Friday, March 15, 2019

Pythons & Windows

For a couple of years now, I have been developing software on machines with Mac OS X or Linux. Installing dev environments and tools for coding in languages like Node.js or Python is usually without any issues. Or is it just luck? At work, our team maintain packages, apps, tools and frameworks written in different languages (JavaScript, C#, Python, Ruby). Everything we develop should be platform independent.

Recently, we built a tool written in Python 3 and the tool is intended to be used by many teams within the organization. So, I asked a fellow developer with a Windows machine to try it out. As it turned out, installing Python on Windows was ... a bit different. 

Why use more than one version of Python?
It's important for us to be able to run both Python 2.7 and 3 on the same machine, because of peer projects using build tools like node-gyp (that still has dependencies to Python 2).

This is what we learned about setting up and run both the Pythons on a Windows machine.

First step: Download and install Python
Download the latest version of Python from https://www.python.org/downloads/
Install Python 3.7.2 or later using the downloaded installer.

What about Python 2.7?
Ok, Python 2.7 was already installed on the Windows machines we used, so we skipped that step. But you can download and install it from the same python.org site, or install the windows-build-tools.

Use PowerShell
PowerShell is cool. To make PowerShell as smooth as Bash, I think you should create aliases for the different Python versions. An alias can be added to the PowerShell profile. Check out the guide from Microsoft about verifying existing profiles and creating new ones.

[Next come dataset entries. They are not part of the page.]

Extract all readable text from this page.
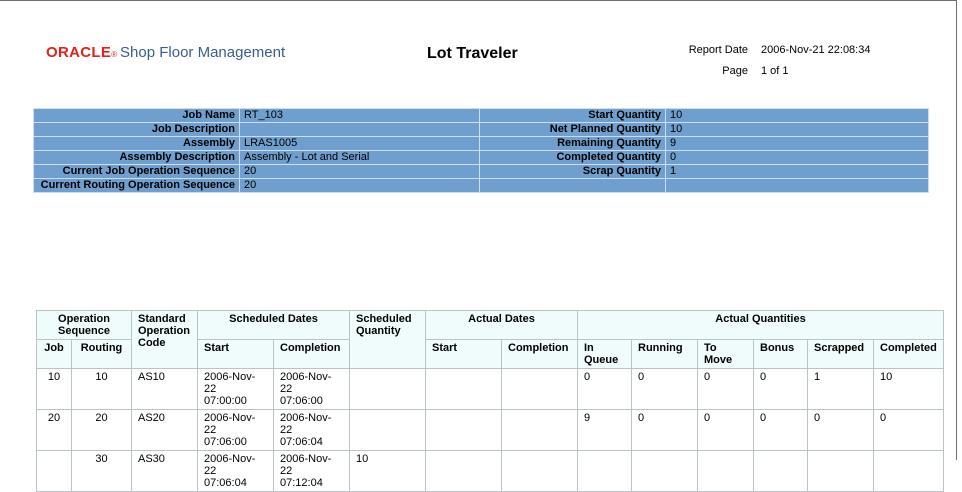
ORACLE ® Shop Floor Management	Lot Traveler	Report Date 2006-Nov-21 22:08:34
Page 1 of 1
Job Name	RT_103	Start Quantity	10
Job Description		Net Planned Quantity	10
Assembly	LRAS1005	Remaining Quantity	9
Assembly Description	Assembly - Lot and Serial	Completed Quantity	0
Current Job Operation Sequence	20	Scrap Quantity	1
Current Routing Operation Sequence	20		
Operation Sequence		Standard Operation Code	Scheduled Dates		Scheduled Quantity	Actual Dates		Actual Quantities					
Job	Routing		Start	Completion		Start	Completion	In Queue	Running	To Move	Bonus	Scrapped	Completed
10	10	AS10	2006-Nov-22
07:00:00	2006-Nov-22
07:06:00				0	0	0	0	1	10
20	20	AS20	2006-Nov-22
07:06:00	2006-Nov-22
07:06:04				9	0	0	0	0	0
	30	AS30	2006-Nov-22
07:06:04	2006-Nov-22
07:12:04	10								
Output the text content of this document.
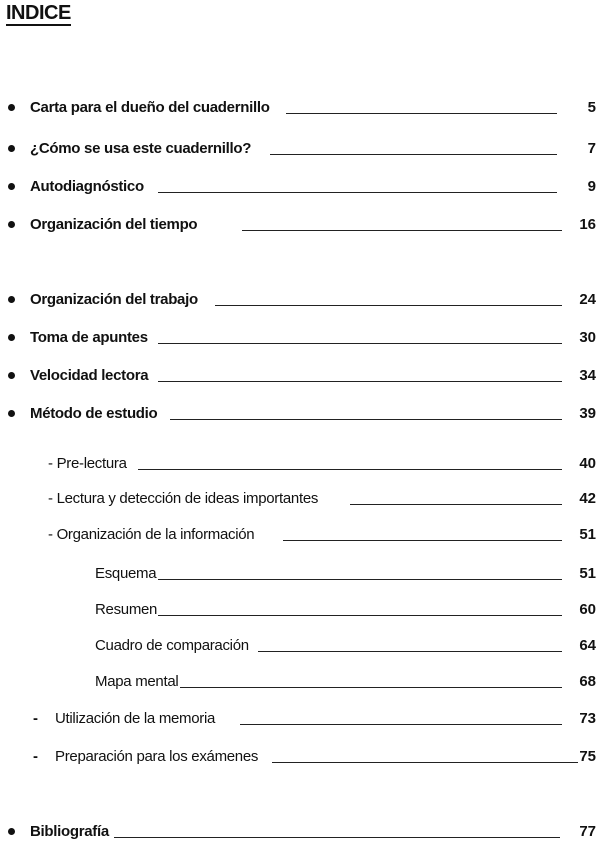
INDICE
Carta para el dueño del cuadernillo	5
¿Cómo se usa este cuadernillo?	7
Autodiagnóstico	9
Organización del tiempo	16
Organización del trabajo	24
Toma de apuntes	30
Velocidad lectora	34
Método de estudio	39
- Pre-lectura	40
- Lectura y detección de ideas importantes	42
- Organización de la información	51
Esquema	51
Resumen	60
Cuadro de comparación	64
Mapa mental	68
- Utilización de la memoria	73
- Preparación para los exámenes	75
Bibliografía	77
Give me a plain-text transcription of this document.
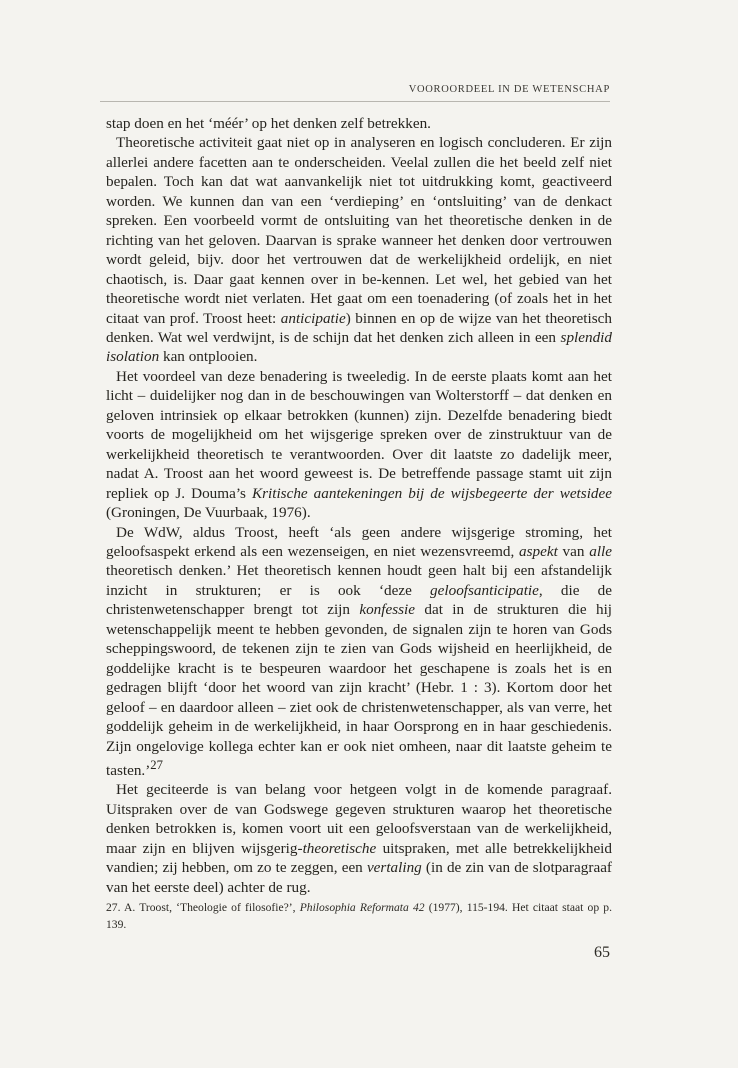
VOOROORDEEL IN DE WETENSCHAP

stap doen en het ‘méér’ op het denken zelf betrekken.

Theoretische activiteit gaat niet op in analyseren en logisch concluderen. Er zijn allerlei andere facetten aan te onderscheiden. Veelal zullen die het beeld zelf niet bepalen. Toch kan dat wat aanvankelijk niet tot uitdrukking komt, geactiveerd worden. We kunnen dan van een ‘verdieping’ en ‘ontsluiting’ van de denkact spreken. Een voorbeeld vormt de ontsluiting van het theoretische denken in de richting van het geloven. Daarvan is sprake wanneer het denken door vertrouwen wordt geleid, bijv. door het vertrouwen dat de werkelijkheid ordelijk, en niet chaotisch, is. Daar gaat kennen over in be-kennen. Let wel, het gebied van het theoretische wordt niet verlaten. Het gaat om een toenadering (of zoals het in het citaat van prof. Troost heet: anticipatie) binnen en op de wijze van het theoretisch denken. Wat wel verdwijnt, is de schijn dat het denken zich alleen in een splendid isolation kan ontplooien.

Het voordeel van deze benadering is tweeledig. In de eerste plaats komt aan het licht – duidelijker nog dan in de beschouwingen van Wolterstorff – dat denken en geloven intrinsiek op elkaar betrokken (kunnen) zijn. Dezelfde benadering biedt voorts de mogelijkheid om het wijsgerige spreken over de zinstruktuur van de werkelijkheid theoretisch te verantwoorden. Over dit laatste zo dadelijk meer, nadat A. Troost aan het woord geweest is. De betreffende passage stamt uit zijn repliek op J. Douma’s Kritische aantekeningen bij de wijsbegeerte der wetsidee (Groningen, De Vuurbaak, 1976).

De WdW, aldus Troost, heeft ‘als geen andere wijsgerige stroming, het geloofsaspekt erkend als een wezenseigen, en niet wezensvreemd, aspekt van alle theoretisch denken.’ Het theoretisch kennen houdt geen halt bij een afstandelijk inzicht in strukturen; er is ook ‘deze geloofsanticipatie, die de christenwetenschapper brengt tot zijn konfessie dat in de strukturen die hij wetenschappelijk meent te hebben gevonden, de signalen zijn te horen van Gods scheppingswoord, de tekenen zijn te zien van Gods wijsheid en heerlijkheid, de goddelijke kracht is te bespeuren waardoor het geschapene is zoals het is en gedragen blijft ‘door het woord van zijn kracht’ (Hebr. 1 : 3). Kortom door het geloof – en daardoor alleen – ziet ook de christenwetenschapper, als van verre, het goddelijk geheim in de werkelijkheid, in haar Oorsprong en in haar geschiedenis. Zijn ongelovige kollega echter kan er ook niet omheen, naar dit laatste geheim te tasten.’$^{27}$

Het geciteerde is van belang voor hetgeen volgt in de komende paragraaf. Uitspraken over de van Godswege gegeven strukturen waarop het theoretische denken betrokken is, komen voort uit een geloofsverstaan van de werkelijkheid, maar zijn en blijven wijsgerig-theoretische uitspraken, met alle betrekkelijkheid vandien; zij hebben, om zo te zeggen, een vertaling (in de zin van de slotparagraaf van het eerste deel) achter de rug.

27. A. Troost, ‘Theologie of filosofie?’, Philosophia Reformata 42 (1977), 115-194. Het citaat staat op p. 139.

65
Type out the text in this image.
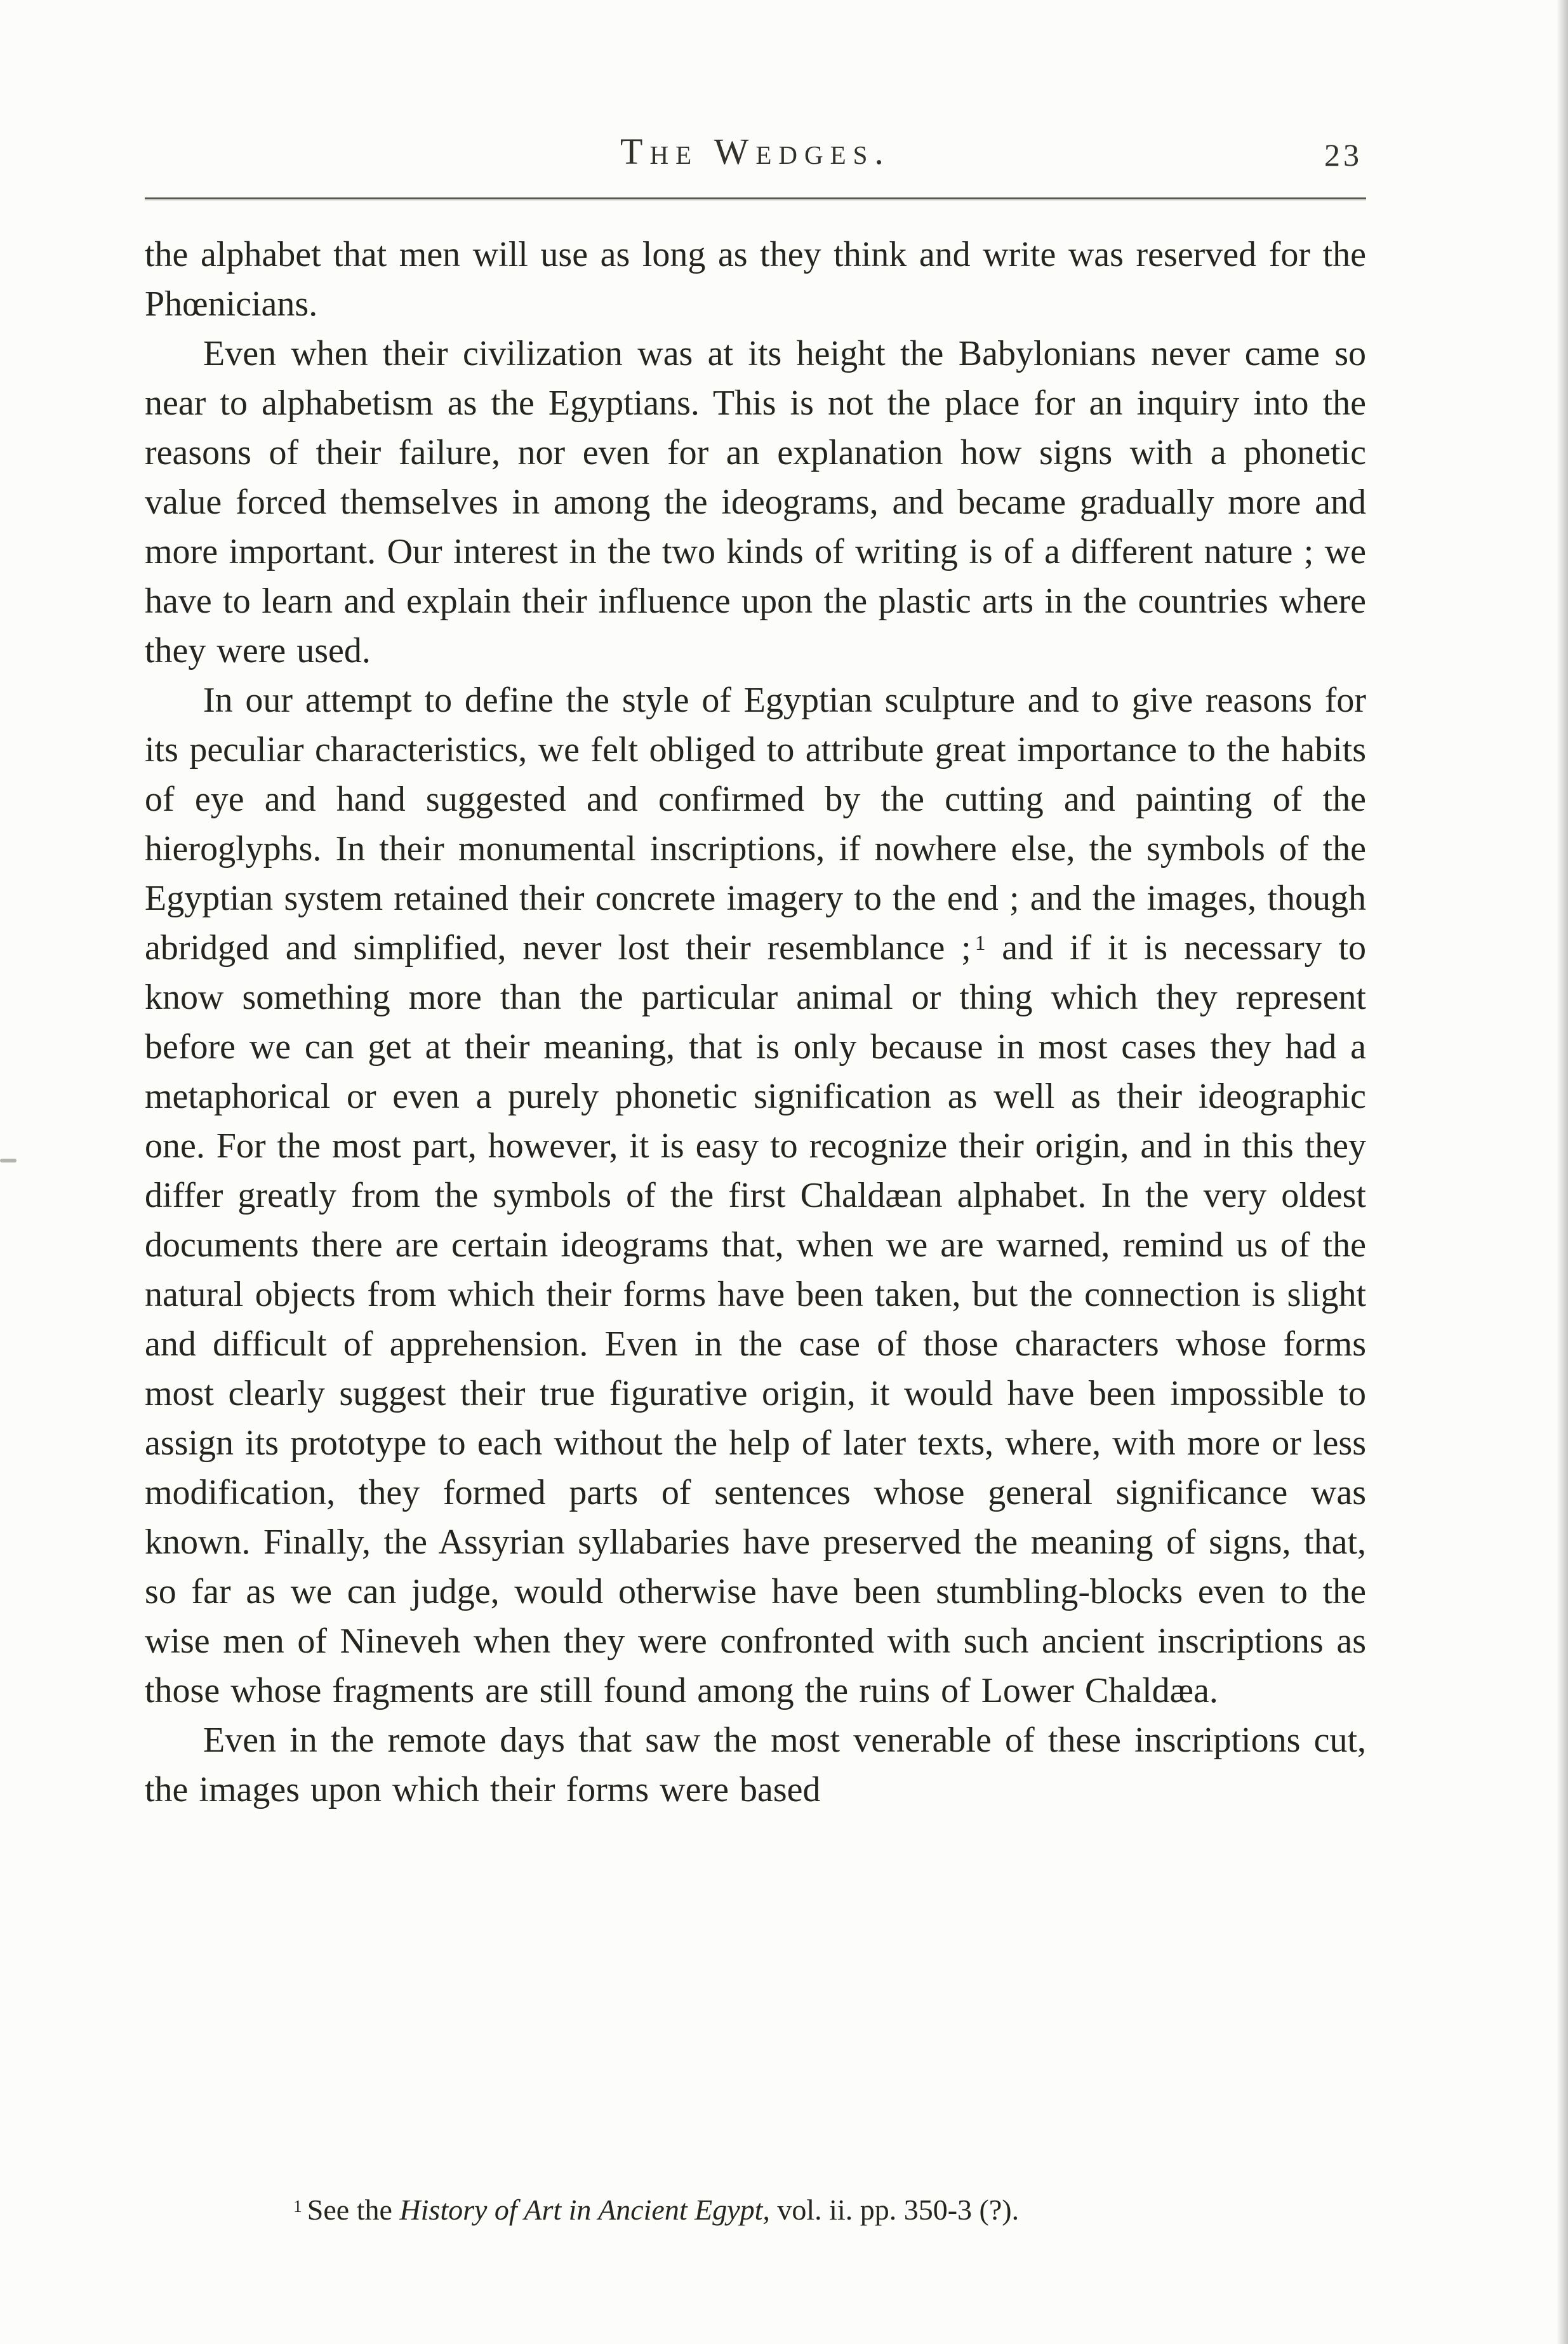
The Wedges.	23

the alphabet that men will use as long as they think and write was reserved for the Phœnicians.

Even when their civilization was at its height the Babylonians never came so near to alphabetism as the Egyptians. This is not the place for an inquiry into the reasons of their failure, nor even for an explanation how signs with a phonetic value forced themselves in among the ideograms, and became gradually more and more important. Our interest in the two kinds of writing is of a different nature ; we have to learn and explain their influence upon the plastic arts in the countries where they were used.

In our attempt to define the style of Egyptian sculpture and to give reasons for its peculiar characteristics, we felt obliged to attribute great importance to the habits of eye and hand suggested and confirmed by the cutting and painting of the hieroglyphs. In their monumental inscriptions, if nowhere else, the symbols of the Egyptian system retained their concrete imagery to the end ; and the images, though abridged and simplified, never lost their resemblance ; $^1$ and if it is necessary to know something more than the particular animal or thing which they represent before we can get at their meaning, that is only because in most cases they had a metaphorical or even a purely phonetic signification as well as their ideographic one. For the most part, however, it is easy to recognize their origin, and in this they differ greatly from the symbols of the first Chaldæan alphabet. In the very oldest documents there are certain ideograms that, when we are warned, remind us of the natural objects from which their forms have been taken, but the connection is slight and difficult of apprehension. Even in the case of those characters whose forms most clearly suggest their true figurative origin, it would have been impossible to assign its prototype to each without the help of later texts, where, with more or less modification, they formed parts of sentences whose general significance was known. Finally, the Assyrian syllabaries have preserved the meaning of signs, that, so far as we can judge, would otherwise have been stumbling-blocks even to the wise men of Nineveh when they were confronted with such ancient inscriptions as those whose fragments are still found among the ruins of Lower Chaldæa.

Even in the remote days that saw the most venerable of these inscriptions cut, the images upon which their forms were based

$^1$ See the History of Art in Ancient Egypt, vol. ii. pp. 350-3 (?).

Adding Python aliases to your PowerShell profile will make it possible to run both Python 2.7 and Python 3 in the same way as in other systems.

But where did the Windows installers put the Pythons? To find out, you can run this command in PowerShell:
where.exe python

Now you're ready to edit the PowerShell profile. Open it by typing notepad $profile, and add these rows:
New-Alias python C:\<my path to Python 2.7>\python.exe
New-Alias python3 C:\<my path to Python 3.7.2 or later>\python.exe 

Note: you may need an additional step, enabling profile scripts to run when a PowerShell window is opened. To do that, open a new PowerShell window in Admin mode (important) and write:
Set-ExecutionPolicy RemoteSigned

When finished, close the admin window, and open a new regular one. 

Almost done 
Verify the aliases, by typing:

python --version
(should output something like 2.7.*)

python3 --version 
(should output something like 3.7.*)



The Python virtual environment on Windows
Creating a virtual environment is the same as in Mac OS X or Linux: Install it with pip install virtualenv (only once), and create a virtual environment in your Python project folder with virtualenv venv.

To activate in bash, I'm used to write source venv/bin/activate

But that doesn't work on Windows. Instead, VirtualEnv for Windows have custom PowerShell scripts prepared for activation. You'll find them in the venv\Scripts folder that virtualenv has created with the virtualenv venv command.

.\venv\Scripts\activate.ps1 will activate the virtual environment in your Python folder.


With this setup, running Python apps will be close to identical to the setups in Mac OS X and Linux.